Pasta has a million calories and nearly zero nutrition. I used to be sad about this. But then I learned how to make daikon noodles. As a pasta substitute, daikon is a super-appealing superfood.
For an Asian touch, I like daikon broad noodles, with stir-fried asparagus and black bean sauce. Visually, they could pass for rice noodles — with a little imagination.
Even though they lack the gluten-y elasticity of “real” noodles, that’s okay. I can eat them with guilt-free gusto in huge portions. When I add other ingredients, daikon is dressed for success to satisfy a hungry health-conscious person like me.
As a pasta alternatives homemade daikon gives me a noodle that I can twirl on a fork and slurp with chopsticks. I’m very happy chowing down on daikon spaghetti with marinara sauce, olives and toasted pine nuts.
The daikon radish is a humble, nutritious, root vegetable common in Asia. It’s packed with properties that can keep us slim, youthful and energetic. This long, white radish is also low in calories, inexpensive and versatile.

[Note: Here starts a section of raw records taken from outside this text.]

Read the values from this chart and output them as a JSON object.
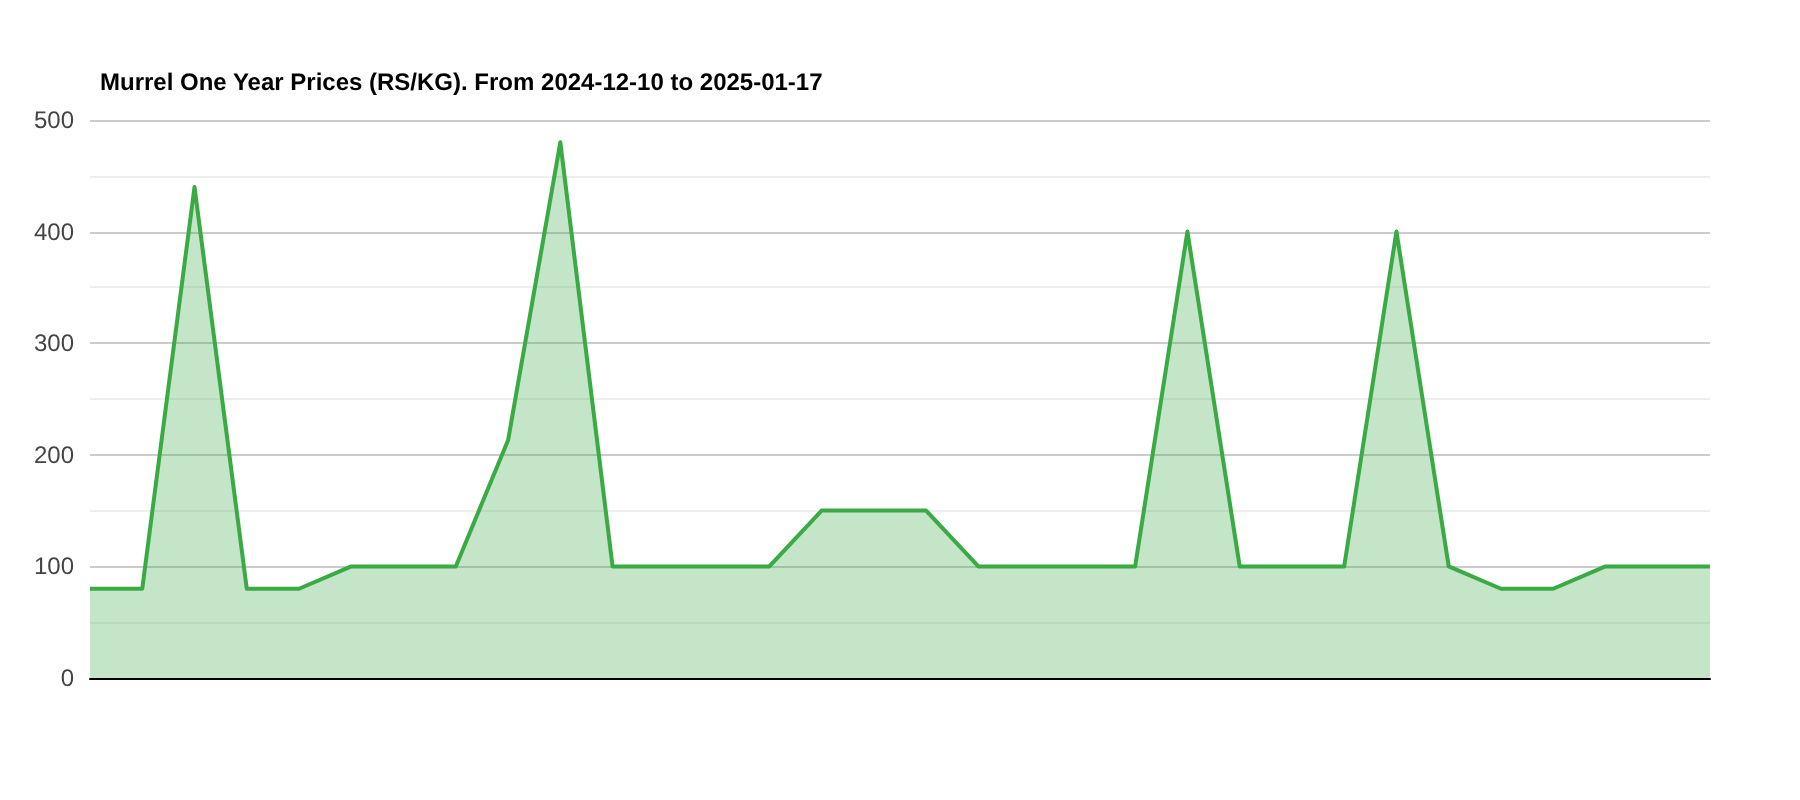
{
  "chart_data": {
    "type": "area",
    "title": "Murrel One Year Prices (RS/KG). From 2024-12-10 to 2025-01-17",
    "categories": [
      null,
      null,
      null,
      null,
      null,
      null,
      null,
      null,
      null,
      null,
      null,
      null,
      null,
      null,
      null,
      null,
      null,
      null,
      null,
      null,
      null,
      null,
      null,
      null,
      null,
      null,
      null,
      null,
      null,
      null,
      null,
      null
    ],
    "series": [
      {
        "color": "#3aaa45",
        "values": [
          80,
          80,
          440,
          80,
          80,
          100,
          100,
          100,
          213,
          480,
          100,
          100,
          100,
          100,
          150,
          150,
          150,
          100,
          100,
          100,
          100,
          400,
          100,
          100,
          100,
          400,
          100,
          80,
          80,
          100,
          100,
          100
        ]
      }
    ],
    "ylim": [
      0,
      500
    ],
    "yticks": [
      0,
      100,
      200,
      300,
      400,
      500
    ],
    "grid": "y",
    "marker": "none",
    "line_style": "solid"
  }
}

Traditionally, daikon is already used in countless ways: chopped, diced, sliced, slivered, grated and shredded. Preparation methods include boiling, steaming, pickling, stir-frying and roasting. Raw daikon also works well in salads.
Turning it into noodles is a new twist. Sure, they crunch a little, which never happens with “real” pasta made from flour. But I’ve gotten used to it, especially since veggie noodles are such a culinary craze.
Once we cut it into white strands, daikon noodles look like white rice noodles. Add tomato sauce or brown sauce, they take on an appealing color that makes them a good spaghetti substitute, too.
Cooking softens daikon’s radish-y bite. In this mild state, our new noodle option happily picks up the flavor of any seasonings. Making the noodles is a snap with the help of a spiralizer. This simple gadget transforms raw root veggies and squashes into long, spirals of spaghetti-like strands.
If a spiralizer feels like too much to deal with, just use a simple vegetable peeler to make wide daikon ribbons. They work as noodles too.
Daikon is so slimming
Unlike most fake pasta options, daikon is actually nutritious. And how about this bonus: daikon contains natural fat- and starch-busting enzymes.
More good news: one cup of cooked daikon amounts to 40 calories, compared to 200 calories for a measly cup of “real” pasta.
If you’re in Weight Watchers like me, daikon is even more appealing. It’s a zero-point veggie that I can eat freely all day long. Much better than one cup of “real” pasta, which eats up four points in my daily food budget of 30 points.
Health benefits galore
Best of all, daikon is a celebration of beautifying, anti-aging, detoxifying properties, according to research studies. Regular pasta is a highly processed food that used to make me break out. I would feel gassy and bloated too.
Prevention: Daikon contains anti-cancer compounds. Our immune systems also get a boost from its high concentration of Vitamin C.
Detox: Fiber-rich daikon keeps us regular as an aid to digestion and elimination. As a natural diuretic, it makes us pee, which helps clean out the kidneys.
Anti-aging: Daikon is a rich source of bone-strengthening calcium. Because it acts as an anti-inflammatory, arthritis sufferers can find relief, too.
A money-saving solution
- My local Asian grocer carries daikon for 79 cents. Some of these long, white, tuberous roots are huge, weighing a couple pounds apiece. They’re sold loose and by the piece. So I have lots of choices.
- Places like Whole Foods carry young, smaller organic daikon for $1.49 per pound. While Whole Foods also sells pre-made, raw veggie noodles at $4.99 per 1-lb. box, I’ve never seen daikon for sale. It’s cheaper to make it ourselves, anyway.
- These days, you can find tons of spiralizers on the market. A friend of mine who is a chef likes the OXO model. I use the Inspiralizer. They each cost $39. She’s never tried mine and I’ve never tried hers but we’re both happy. So one of these might be an option for you.
How to make daikon noodles
- Peel the daikon.
- Cut the peeled chunks into 3″ to 4″ chunks, depending on the size of your spiralizing gadget.
Things to know:
- Make a big batch of raw noodles and save in a covered container. Stored in the fridge, they will keep several days.
- They will dry out a bit in storage. So add a little extra water while cooking, a spoonful at a time.
- Two cups of raw spiralized daikon will wilt down to barely 1-1/4 cups of cooked noodles.
- Use a saucepan or wok.
- Add a little oil over medium-high heat.
- When pan is hot, add noodles.
- Move them around constantly and gently.
- Cook for at least 5 minutes — or longer — until they wilt. Sample them while cooking.
- When they’ve lost their sharp, radish-y taste (unlike you like it!), remove from flame.
- Serve any way you like. Drizzle with olive or sesame oil, add sauce or toppings, or toss them in a soup or salad.
- Cooking daikon noodles in a clean pan preserves their white color.
- If you cook the noodles in a pan you’ve already used to make your main dish or topping, the noodles will take on the dish’s color and flavor.